Untangling the Sources of Abundance Dispersion in Low-metallicity Stars II: Neutron Capture Elements
Emily J. Griffith, Marissa Blum, David H. Weinberg, Jennifer A. Johnson, Tawny Sit, Ilya Ilyin, Klaus G. Strassmeier
TL;DR
This work quantifies intrinsic abundance scatter in 23 elements, including nine neutron-capture species, for 84–86 low-metallicity subgiants using high-resolution, high-S/N spectra and 1D-LTE abundances from KORG. By modeling [X/Fe] as metallicity-dependent trends and decomposing scatter into photon-noise and intrinsic components, the authors show that heavy elements exhibit substantially larger intrinsic scatter than light elements, with Eu displaying the largest dispersion.
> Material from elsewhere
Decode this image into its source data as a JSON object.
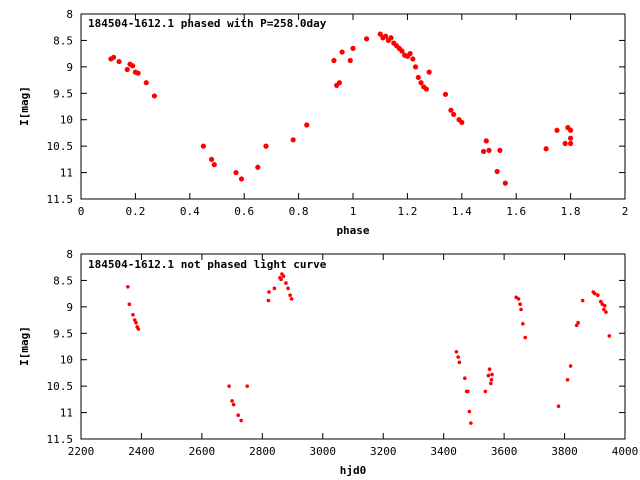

They explore whether stochastic sampling of supernova yields (rotating CCSN, MRD SNe, and AGB contributions) can reproduce the observed abundances and scatter, finding that rotating CCSN help for some first-peak s-process elements but cannot alone explain the heaviest species, while MRD SNe can raise heavy-element production but tend to overproduce certain nuclei and fail to match all constraints. The work highlights the need for densely sampled, low-metallicity SN yield grids to robustly interpret early Galactic chemical evolution and the origin of neutron-capture elements.
Abstract
We present the abundances of 23 elements, including 11 heavy elements (Cu, Zn, Sr, Y, Zr, Ba, La, Ce, Nd, Sm, Eu) for up to 86 metal-poor (-2 < [Fe/H] < -1) subgiants. We use KORG, a state of the art spectral synthesis package, to derive 1D-LTE abundances from high-SNR and high-resolution spectra taken by the Large Binocular Telescope with the Potsdam Echelle Polarimetric and Spectroscopic Instrument. These precise spectra and abundance measurements minimize the impact of photon-noise (<0.06 dex), allowing us to robustly measure the intrinsic abundance scatter in [X/Fe]. After removing two stars with exceptional s-process enhancement, we find that the intrinsic scatter among the s- and r-process elements tends to be larger than for the lighter elements, with heavy element scatter ranging from 0.11 (Zn) to 0.27 (Eu) dex. Intrinsic abundance scatter could have multiple origins, including star-to-star variations in the ratios of nucleosynthetic sources as well as stochastic sampling of the progenitor supernovae properties, such as mass, rotation, and magnetic field strength. We explore the expected abundance scatter signature caused by stochastic sampling, finding that a fraction of both rapidly rotating CCSN and magnetorotationally driven SN are needed to reach the observed abundances and intrinsic scatter. This analysis is limited by the restrictive parameter spaces spanned by existing yield sets. A diverse, finely sampled grid of supernovae yields is needed to robustly model stochastic abundance scatter.